Flexible Molecular Computer Functions Inside a Cell
A newly created molecular computer works in human cells and offers the flexibility of a general-purpose circuit. The advance, described in Nature Biotechnology in May, brings closer the eventual possibility of placing bio-based computers inside cells to diagnose and treat disease on a cellular level.
“In theory, there is no limit to the decision-making complexity” that this system can handle, says bioengineer Yaakov Benenson, PhD, a Bauer Fellow at Harvard University’s Center for Systems Biology. Until now, molecular computers have mostly been test-tube prototypes that tackled just one specific task, such as tic-tac-toe. Benenson, along with Ron Weiss, PhD, assistant professor of electrical engineering at Princeton University, devised a way to engineer a general purpose circuit by taking advantage of the cell’s cell-regulation pathways.

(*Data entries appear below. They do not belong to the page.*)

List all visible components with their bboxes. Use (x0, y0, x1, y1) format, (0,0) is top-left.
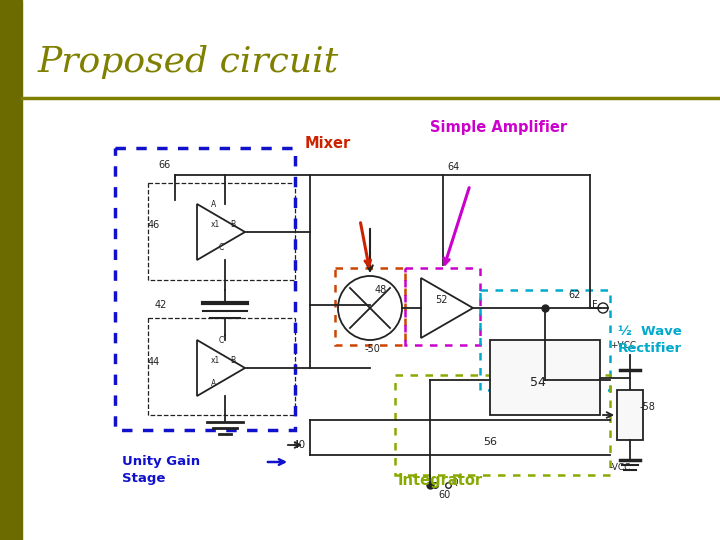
Text: B: B (230, 220, 235, 229)
Bar (115, 148, 295, 430)
Text: 64: 64 (447, 162, 459, 172)
Text: 62: 62 (568, 290, 580, 300)
Text: x1: x1 (211, 220, 220, 229)
Text: 56: 56 (483, 437, 497, 447)
Text: B: B (230, 356, 235, 365)
Text: -VCC: -VCC (610, 463, 631, 472)
Text: 48: 48 (375, 285, 387, 295)
Text: ½  Wave
Rectifier: ½ Wave Rectifier (618, 325, 682, 355)
Bar (148, 318, 295, 415)
Bar (148, 183, 295, 280)
Text: 52: 52 (435, 295, 448, 305)
Bar (405, 268, 480, 345)
Text: A: A (211, 200, 216, 209)
Text: F: F (592, 300, 598, 310)
Text: Integrator: Integrator (398, 473, 483, 488)
Bar (480, 290, 610, 390)
Bar (335, 268, 405, 345)
Text: Q: Q (452, 478, 459, 487)
Text: x1: x1 (211, 356, 220, 365)
Text: -50: -50 (365, 344, 381, 354)
Text: 60: 60 (438, 490, 450, 500)
Text: 54: 54 (530, 375, 546, 388)
Text: Simple Amplifier: Simple Amplifier (430, 120, 567, 135)
Text: Mixer: Mixer (305, 136, 351, 151)
Text: 42: 42 (155, 300, 167, 310)
Text: +VCC: +VCC (610, 341, 636, 350)
Text: Proposed circuit: Proposed circuit (38, 45, 339, 79)
Bar (617, 390, 643, 440)
Text: 46: 46 (148, 220, 161, 230)
Text: C: C (219, 336, 224, 345)
Bar (0, 0, 22, 540)
Bar (395, 375, 610, 475)
Text: A: A (211, 379, 216, 388)
Text: 44: 44 (148, 357, 161, 367)
Text: 66: 66 (158, 160, 170, 170)
Text: -58: -58 (640, 402, 656, 412)
Text: C: C (219, 243, 224, 252)
Text: 40: 40 (292, 440, 305, 450)
Text: Unity Gain
Stage: Unity Gain Stage (122, 455, 200, 485)
Bar (490, 340, 600, 415)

The scientists first got their machinery to work inside a human kidney cell by mimicking a virus. They transfected the cell with genes that code for the circuit. The cell then took up the genes and created the computer network for them.
The network itself is made up of engineered mRNA strands that encode a chosen protein and smaller RNA strands that interfere with the translation of the mRNAs. Scientists can engineer these small, interfering RNAs (siRNAs) to bind any number of possible disease markers in a cell. (Weiss and Benenson did not experimentally validate sensing disease markers in this work.) In the simplest scenario, once an siRNA binds a disease marker, that siRNA can’t interfere with translation of the mRNA, and the protein is made. The protein can be whatever the designer likes: a fluorescent tag or therapy for the diseased cell, for example.
By adding interacting pairs of mRNAs and siRNAs, the researchers can individualize the network to handle any problem that can be expressed as a Boolean logic formula—equivalent to Boolean operations run on traditional silicon-based computers. The formula could be simple: “If marker A or marker B is present, then make the protein.” Or it could be much more complex: “If marker A is present and marker B is absent, or if marker A is present and marker C is present, or if marker D and E are both absent, then make the protein.”
Weiss and Benenson tested their system using a network of five siRNAs and two mRNAs. Complex functions, Benenson says, are limited by the scalability of the molecular components.
According to Darko Stefanovic, PhD, associate professor of computer science at the University of New Mexico, many functions “will require unacceptably complex forms.” Yet, Stefanovic comments, “the paper presents an innovative way of accomplishing logic computation using transcriptional networks.” It’s a promising direction, he says, for synthetic biology.